When Life Happens, Writers Keep Writing

So when major life things happen, I don’t know about you, but my writing stalls. My mind goes fuzzy and I lose my creative focus.

Just in the last three months, my life has included two funerals, a wedding, a new career, and a move to a new city with my husband, two kids and three-legged cat. Of course, my writing paused. But hitting that button again hasn’t been easy. I am thankful to have met a few amazing writers in my new city. This connection encouraged me to continue writing no matter what life throws at you.

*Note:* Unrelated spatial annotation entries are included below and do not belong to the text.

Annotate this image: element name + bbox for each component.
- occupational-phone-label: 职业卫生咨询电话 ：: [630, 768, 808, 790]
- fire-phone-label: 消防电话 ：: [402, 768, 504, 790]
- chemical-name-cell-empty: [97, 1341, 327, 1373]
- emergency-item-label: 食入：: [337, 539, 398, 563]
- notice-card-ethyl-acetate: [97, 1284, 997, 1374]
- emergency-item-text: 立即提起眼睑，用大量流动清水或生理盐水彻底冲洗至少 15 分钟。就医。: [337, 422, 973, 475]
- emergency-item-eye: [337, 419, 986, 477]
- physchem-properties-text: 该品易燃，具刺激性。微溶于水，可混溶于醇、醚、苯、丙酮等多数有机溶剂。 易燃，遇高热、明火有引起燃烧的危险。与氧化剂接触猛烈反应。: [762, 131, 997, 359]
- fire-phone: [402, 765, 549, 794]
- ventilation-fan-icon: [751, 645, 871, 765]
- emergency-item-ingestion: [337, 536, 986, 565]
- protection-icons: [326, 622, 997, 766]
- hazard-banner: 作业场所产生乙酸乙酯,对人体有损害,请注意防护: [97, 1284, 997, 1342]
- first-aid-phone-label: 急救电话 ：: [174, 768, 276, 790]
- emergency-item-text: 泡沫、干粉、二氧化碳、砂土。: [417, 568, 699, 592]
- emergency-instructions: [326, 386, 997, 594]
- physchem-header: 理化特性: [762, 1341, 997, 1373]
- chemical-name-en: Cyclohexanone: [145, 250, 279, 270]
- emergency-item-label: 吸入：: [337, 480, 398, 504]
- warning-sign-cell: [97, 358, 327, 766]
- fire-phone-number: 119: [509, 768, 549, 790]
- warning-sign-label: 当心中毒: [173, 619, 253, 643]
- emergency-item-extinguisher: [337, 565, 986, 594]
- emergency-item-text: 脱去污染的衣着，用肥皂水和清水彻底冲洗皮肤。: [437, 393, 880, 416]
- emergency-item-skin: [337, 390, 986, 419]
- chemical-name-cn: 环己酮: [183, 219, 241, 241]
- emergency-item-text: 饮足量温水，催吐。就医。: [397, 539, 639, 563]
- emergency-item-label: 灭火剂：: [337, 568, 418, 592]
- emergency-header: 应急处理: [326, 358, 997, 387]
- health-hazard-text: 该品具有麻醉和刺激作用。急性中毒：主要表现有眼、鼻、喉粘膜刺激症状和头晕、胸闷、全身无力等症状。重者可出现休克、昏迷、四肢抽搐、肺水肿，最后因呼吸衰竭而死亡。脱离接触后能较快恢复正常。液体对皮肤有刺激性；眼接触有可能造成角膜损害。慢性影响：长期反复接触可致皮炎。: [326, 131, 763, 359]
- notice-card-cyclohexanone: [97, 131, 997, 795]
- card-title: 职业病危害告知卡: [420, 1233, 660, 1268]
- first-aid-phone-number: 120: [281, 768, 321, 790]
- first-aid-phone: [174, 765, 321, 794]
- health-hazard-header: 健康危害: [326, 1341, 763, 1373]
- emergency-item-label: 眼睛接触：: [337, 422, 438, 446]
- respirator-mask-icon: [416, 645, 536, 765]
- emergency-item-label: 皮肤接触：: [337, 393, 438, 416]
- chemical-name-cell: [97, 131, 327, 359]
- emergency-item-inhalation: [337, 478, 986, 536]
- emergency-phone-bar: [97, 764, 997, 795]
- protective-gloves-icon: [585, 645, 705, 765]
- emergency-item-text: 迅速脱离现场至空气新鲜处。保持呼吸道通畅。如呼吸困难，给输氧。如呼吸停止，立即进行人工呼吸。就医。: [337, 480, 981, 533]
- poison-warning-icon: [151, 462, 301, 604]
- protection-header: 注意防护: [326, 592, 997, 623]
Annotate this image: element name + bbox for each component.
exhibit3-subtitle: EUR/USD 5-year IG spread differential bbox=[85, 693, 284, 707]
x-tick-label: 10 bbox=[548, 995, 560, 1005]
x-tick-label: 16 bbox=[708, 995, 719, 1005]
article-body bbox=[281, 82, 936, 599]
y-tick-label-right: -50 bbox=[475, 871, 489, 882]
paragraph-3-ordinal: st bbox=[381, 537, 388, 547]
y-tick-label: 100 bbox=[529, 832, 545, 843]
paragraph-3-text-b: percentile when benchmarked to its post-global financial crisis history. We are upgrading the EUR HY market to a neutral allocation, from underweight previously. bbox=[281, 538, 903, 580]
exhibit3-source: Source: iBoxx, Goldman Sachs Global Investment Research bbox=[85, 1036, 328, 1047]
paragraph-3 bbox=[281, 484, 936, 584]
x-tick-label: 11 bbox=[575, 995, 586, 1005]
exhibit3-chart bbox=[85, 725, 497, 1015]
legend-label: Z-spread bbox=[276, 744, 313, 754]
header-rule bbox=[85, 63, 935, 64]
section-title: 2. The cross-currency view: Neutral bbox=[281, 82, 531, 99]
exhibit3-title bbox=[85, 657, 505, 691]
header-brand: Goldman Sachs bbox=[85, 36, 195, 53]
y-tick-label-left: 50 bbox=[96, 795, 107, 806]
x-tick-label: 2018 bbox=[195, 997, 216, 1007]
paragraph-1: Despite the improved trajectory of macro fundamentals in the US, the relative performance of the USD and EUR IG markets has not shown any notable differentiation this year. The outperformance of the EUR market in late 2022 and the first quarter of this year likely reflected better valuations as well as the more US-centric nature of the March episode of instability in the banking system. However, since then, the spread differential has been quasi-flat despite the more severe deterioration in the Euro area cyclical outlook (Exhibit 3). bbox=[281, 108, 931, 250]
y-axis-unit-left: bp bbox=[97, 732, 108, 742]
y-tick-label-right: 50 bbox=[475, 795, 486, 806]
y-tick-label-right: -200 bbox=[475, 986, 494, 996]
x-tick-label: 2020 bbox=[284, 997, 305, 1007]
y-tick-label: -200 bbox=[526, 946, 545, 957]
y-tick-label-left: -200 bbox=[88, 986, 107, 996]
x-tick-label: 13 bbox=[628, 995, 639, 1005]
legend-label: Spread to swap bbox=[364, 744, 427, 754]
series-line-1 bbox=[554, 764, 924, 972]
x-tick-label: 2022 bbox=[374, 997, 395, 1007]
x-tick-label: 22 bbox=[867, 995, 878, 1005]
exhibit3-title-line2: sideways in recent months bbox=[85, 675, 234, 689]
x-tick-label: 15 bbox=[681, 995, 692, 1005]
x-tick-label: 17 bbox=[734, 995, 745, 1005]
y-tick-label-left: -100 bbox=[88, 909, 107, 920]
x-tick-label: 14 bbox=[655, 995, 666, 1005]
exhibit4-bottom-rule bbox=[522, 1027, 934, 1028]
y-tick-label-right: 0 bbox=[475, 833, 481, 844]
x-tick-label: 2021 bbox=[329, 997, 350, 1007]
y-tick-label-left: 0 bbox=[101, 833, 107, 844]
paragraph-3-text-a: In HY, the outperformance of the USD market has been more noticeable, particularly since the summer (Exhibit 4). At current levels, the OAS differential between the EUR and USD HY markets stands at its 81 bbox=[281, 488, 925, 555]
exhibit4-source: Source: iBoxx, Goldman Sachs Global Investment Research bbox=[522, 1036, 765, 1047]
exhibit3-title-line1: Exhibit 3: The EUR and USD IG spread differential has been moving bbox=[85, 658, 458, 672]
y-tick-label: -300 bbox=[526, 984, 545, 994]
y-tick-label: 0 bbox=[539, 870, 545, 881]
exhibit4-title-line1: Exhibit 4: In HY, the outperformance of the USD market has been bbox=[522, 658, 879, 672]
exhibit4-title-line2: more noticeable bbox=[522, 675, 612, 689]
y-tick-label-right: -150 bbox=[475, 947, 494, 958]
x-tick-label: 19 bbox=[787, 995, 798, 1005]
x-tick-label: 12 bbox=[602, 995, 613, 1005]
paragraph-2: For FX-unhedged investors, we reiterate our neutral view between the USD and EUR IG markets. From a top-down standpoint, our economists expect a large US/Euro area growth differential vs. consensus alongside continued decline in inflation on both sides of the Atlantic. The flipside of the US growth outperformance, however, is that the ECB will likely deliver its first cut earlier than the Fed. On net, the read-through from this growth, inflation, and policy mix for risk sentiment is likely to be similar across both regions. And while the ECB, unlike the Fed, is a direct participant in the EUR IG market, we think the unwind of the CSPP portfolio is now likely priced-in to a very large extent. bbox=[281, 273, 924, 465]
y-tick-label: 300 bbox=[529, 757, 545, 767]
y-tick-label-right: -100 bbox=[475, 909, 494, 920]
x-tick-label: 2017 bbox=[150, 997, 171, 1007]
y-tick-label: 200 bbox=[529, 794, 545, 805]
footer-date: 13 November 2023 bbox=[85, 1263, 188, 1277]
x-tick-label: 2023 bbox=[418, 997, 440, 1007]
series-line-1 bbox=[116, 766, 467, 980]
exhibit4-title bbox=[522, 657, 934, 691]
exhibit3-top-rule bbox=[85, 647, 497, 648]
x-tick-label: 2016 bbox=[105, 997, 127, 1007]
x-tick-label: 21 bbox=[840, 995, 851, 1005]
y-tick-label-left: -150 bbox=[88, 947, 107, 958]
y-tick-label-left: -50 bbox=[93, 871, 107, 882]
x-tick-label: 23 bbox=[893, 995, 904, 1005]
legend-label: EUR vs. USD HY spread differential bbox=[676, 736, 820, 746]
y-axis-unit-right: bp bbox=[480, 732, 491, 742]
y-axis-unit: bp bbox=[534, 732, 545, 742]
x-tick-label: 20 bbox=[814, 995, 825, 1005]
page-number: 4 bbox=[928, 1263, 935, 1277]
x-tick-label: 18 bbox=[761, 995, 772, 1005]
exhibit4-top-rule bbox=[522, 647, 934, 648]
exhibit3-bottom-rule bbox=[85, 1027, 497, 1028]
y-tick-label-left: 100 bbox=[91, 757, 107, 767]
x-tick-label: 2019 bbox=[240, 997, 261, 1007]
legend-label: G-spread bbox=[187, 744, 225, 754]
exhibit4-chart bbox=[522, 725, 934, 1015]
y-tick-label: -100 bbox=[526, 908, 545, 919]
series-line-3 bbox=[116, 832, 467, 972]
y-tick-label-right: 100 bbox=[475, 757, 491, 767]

Other stories kept me company too. Any downtime, especially between funerals, I escaped to other worlds. I finished THE RED QUEEN by Victoria Aveyard, finished THE ADORATION OF JENNA FOX by Mary E. Pearson and started THE AWAKENING by Kelley Armstrong. I also bought the GAME OF THRONES set.

And then there’s the awesome Twitter community. I’ve tried to keep up with weekly line games, participated in a few contests, and even met new writer friends. Needless to say, I haven’t given up on my writing. I even started a new WIP about dragons, which excites me so much! However, I haven’t given up on my first novel and started querying recently.

No matter what, don’t give up on your writing. Use life’s moments – good or bad – as encouragement for your craft. Writing is an art. Whether private or public, writing is an outlet for your emotions, nightmares and dreams.

When life happens, writers keep writing.